Les palabres s’effondraient tels des objets célestes sur un bastion révolutionnaire, les unes succédant aux autres, dans un insatiable ballet dont je ne retirais qu’un profond ennui. Les réunions s’engorgeaient de débats, et les idées étaient trimballées, pesées, contrebalancées puis reformulées dans des discussions qui semblaient se vouloir plus éternelles que la neige de Yukiryu. Chaque détail devenait le prétexte idéal pour s’y attarder davantage, et ainsi poursuivre cette interminable hérésie : c’était comme si chaque participant se livrait à un concours d’endurance où seul le dernier encore apte à discuter se verrait congratuler.

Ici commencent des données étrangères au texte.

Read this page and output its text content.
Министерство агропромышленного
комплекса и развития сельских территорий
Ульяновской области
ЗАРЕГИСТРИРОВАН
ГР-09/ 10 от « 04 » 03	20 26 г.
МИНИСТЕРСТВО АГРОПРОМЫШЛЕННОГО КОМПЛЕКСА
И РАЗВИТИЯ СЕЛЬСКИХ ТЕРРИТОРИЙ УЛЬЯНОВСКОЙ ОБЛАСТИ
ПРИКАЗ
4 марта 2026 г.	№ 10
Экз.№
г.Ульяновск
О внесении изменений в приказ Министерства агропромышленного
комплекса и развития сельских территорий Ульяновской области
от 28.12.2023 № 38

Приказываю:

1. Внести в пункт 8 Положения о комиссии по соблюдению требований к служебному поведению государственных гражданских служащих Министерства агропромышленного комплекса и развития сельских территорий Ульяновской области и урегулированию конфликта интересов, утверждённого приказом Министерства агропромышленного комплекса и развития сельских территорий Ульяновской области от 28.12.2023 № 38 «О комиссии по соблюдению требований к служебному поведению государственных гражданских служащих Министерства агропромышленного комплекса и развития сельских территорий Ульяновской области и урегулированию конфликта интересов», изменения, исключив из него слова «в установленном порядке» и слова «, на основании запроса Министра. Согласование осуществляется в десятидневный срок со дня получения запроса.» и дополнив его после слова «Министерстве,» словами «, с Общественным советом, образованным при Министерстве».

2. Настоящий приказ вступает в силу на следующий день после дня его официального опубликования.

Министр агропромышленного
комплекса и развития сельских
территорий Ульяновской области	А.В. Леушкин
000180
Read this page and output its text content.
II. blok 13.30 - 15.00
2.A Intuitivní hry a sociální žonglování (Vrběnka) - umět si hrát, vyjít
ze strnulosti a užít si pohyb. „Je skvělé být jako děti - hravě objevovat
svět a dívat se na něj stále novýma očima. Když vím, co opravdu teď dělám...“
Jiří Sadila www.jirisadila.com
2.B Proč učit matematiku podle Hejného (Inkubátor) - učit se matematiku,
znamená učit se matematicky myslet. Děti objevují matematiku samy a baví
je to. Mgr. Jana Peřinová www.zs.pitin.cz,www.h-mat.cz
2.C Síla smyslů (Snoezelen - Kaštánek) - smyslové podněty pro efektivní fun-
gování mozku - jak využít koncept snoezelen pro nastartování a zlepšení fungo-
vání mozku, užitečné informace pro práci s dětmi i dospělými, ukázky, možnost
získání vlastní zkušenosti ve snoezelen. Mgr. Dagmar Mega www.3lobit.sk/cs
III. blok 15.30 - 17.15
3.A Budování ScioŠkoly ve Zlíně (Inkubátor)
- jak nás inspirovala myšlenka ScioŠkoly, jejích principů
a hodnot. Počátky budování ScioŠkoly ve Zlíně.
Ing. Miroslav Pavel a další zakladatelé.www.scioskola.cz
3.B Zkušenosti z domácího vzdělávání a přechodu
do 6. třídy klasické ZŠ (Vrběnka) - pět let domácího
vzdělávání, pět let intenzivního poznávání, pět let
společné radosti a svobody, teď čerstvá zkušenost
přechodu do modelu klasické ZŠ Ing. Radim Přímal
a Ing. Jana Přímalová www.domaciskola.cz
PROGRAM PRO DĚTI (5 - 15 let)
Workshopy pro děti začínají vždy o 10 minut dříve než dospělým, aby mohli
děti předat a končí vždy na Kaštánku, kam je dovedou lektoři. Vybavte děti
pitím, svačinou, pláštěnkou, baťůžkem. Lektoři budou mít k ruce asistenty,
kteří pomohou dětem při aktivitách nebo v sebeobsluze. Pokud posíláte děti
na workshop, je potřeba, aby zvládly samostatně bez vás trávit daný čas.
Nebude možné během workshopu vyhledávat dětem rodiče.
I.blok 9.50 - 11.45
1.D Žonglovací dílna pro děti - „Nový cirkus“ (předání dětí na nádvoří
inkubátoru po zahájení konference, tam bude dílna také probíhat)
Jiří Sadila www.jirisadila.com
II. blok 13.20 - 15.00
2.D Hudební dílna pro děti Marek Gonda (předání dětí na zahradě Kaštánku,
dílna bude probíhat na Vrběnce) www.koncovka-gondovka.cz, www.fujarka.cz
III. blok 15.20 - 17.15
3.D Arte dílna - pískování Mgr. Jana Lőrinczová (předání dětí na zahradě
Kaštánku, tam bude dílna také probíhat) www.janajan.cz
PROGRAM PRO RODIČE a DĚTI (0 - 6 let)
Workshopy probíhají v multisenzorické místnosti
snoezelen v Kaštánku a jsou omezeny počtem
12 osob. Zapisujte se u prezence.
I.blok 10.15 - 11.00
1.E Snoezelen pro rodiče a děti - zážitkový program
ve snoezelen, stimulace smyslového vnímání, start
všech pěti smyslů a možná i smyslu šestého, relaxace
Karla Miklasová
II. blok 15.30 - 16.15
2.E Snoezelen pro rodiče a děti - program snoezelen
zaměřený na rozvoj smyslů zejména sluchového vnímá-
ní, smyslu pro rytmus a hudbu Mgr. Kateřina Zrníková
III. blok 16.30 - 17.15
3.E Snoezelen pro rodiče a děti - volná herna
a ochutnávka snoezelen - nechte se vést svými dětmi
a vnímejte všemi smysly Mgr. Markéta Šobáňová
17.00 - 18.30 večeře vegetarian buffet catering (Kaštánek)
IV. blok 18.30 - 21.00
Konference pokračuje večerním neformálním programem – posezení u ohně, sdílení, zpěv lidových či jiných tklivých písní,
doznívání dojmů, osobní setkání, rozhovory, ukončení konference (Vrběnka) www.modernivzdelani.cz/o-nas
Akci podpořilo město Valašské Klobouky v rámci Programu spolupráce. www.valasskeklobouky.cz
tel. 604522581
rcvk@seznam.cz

« Encore les yeux fixés là-dessus, hein…? »
La palabre vint me sortir de cette boucle monotone dans lequel les messagers de l’ennui avaient tenté de cloîtrer. Pour autant, je n’y accordai aucune considération pour la simple raison que je ne portais aucun intérêt à dialoguer avec son colporteur. Sans doute tentait-il lui aussi d’y échapper, après tout, mais cela n’effacerait pas le manque de considération que…
« Avoue, elle te manque, hein... »
Cette fois l’offensive fut mouche et je fus contraint malgré moi de décrocher les yeux du bout de papier hypnotique qui captait jusqu’alors mon attention pour venir fusiller l’homme qui osait se jouer de moi. Il fallait lui reconnaître sa dextérité dans le maniement des aiguilles puisqu’il avait su distiller l’une d’entre elles avec une précision suffisamment chirurgicale pour me piquer au vif. Mon regard tenta de l’incinérer, comme pour le maudire pour son audace nouvelle, cet excès de confiance qu’il arborait depuis le désastre de San Tulum et qui lui donnait des ailes. Il ne manquait ainsi que bien peu d’occasions de m’assaillir de ses remarques aiguisées, comme s’il caressait le dessein de me percer à jour.
Visait-il juste ? Mon comportement défensif tendait à le corroborer, bien que l’absence du Haki ne pouvait au final le démontrer ni l’affirmer. Quelle posture devais-je adopter ? Une réaction excessive ne ferait que mettre le feu aux poudres et mettrait ainsi en péril le secret que je désirais ardemment protéger.
Je pestais une nouvelle fois intérieurement. Quand étais-je devenu aussi faible ? Aussi pathétique ? N’étais-je pas en train de devenir la caricature de ce que j’abhorrais ? De ce tout ce que je pouvais décrier ? Pire encore, Norton lui-même devait se retourner dans sa tombe, face à la décadence venue m’envelopper.
Je pestais encore et toujours, à défaut de disposer d’un autre remède à ce constat qui m’ankylosait. Alors, mes yeux s’empoisonnèrent de nouveau aux oscillations doucereuses qui faisaient frémir jusqu’à mon âme. Mon épiderme demeurait tatoué par la douleur, tels les échos du passé prêts à fissurer mon carcan, comme pour précipiter ma perte. Oui. Les femmes étaient les plaies de l’homme.
[...]
Et puis, les secondes chassèrent les minutes jusqu’à sonner le glas de nos tourments respectifs. Ou plutôt, cela se fit via l’écho d’une voix familière proclamée par l’intrusion d’un corps étranger au sein de cette confrérie qui complotait à l’ombre de regards indiscrets. A l’ombre, certes, mais à la lumière de nos profits grandissants, Midas se serait plu de préciser : « A l’ombre du low business, assurément ».
« Eden Chapter. »
L’écho solennel résonna dans la pièce comme pour annoncer l’arrivée de l’être fatidique qui semblait venir d’un autre temps, et dévoila ainsi son identité quelques secondes avant que ses traits ne se révélassent aux lueurs embrasées du salon.
« Si près du but… »
Oui, pour sûr il aurait pu être l’élu, s’il n’y avait pas eu ce rien pour se mettre en travers de ce qui aurait dû être une véritable master class. Sinon comment nommer l’acte qui aurait permis de se jouer de l'Impératrice ?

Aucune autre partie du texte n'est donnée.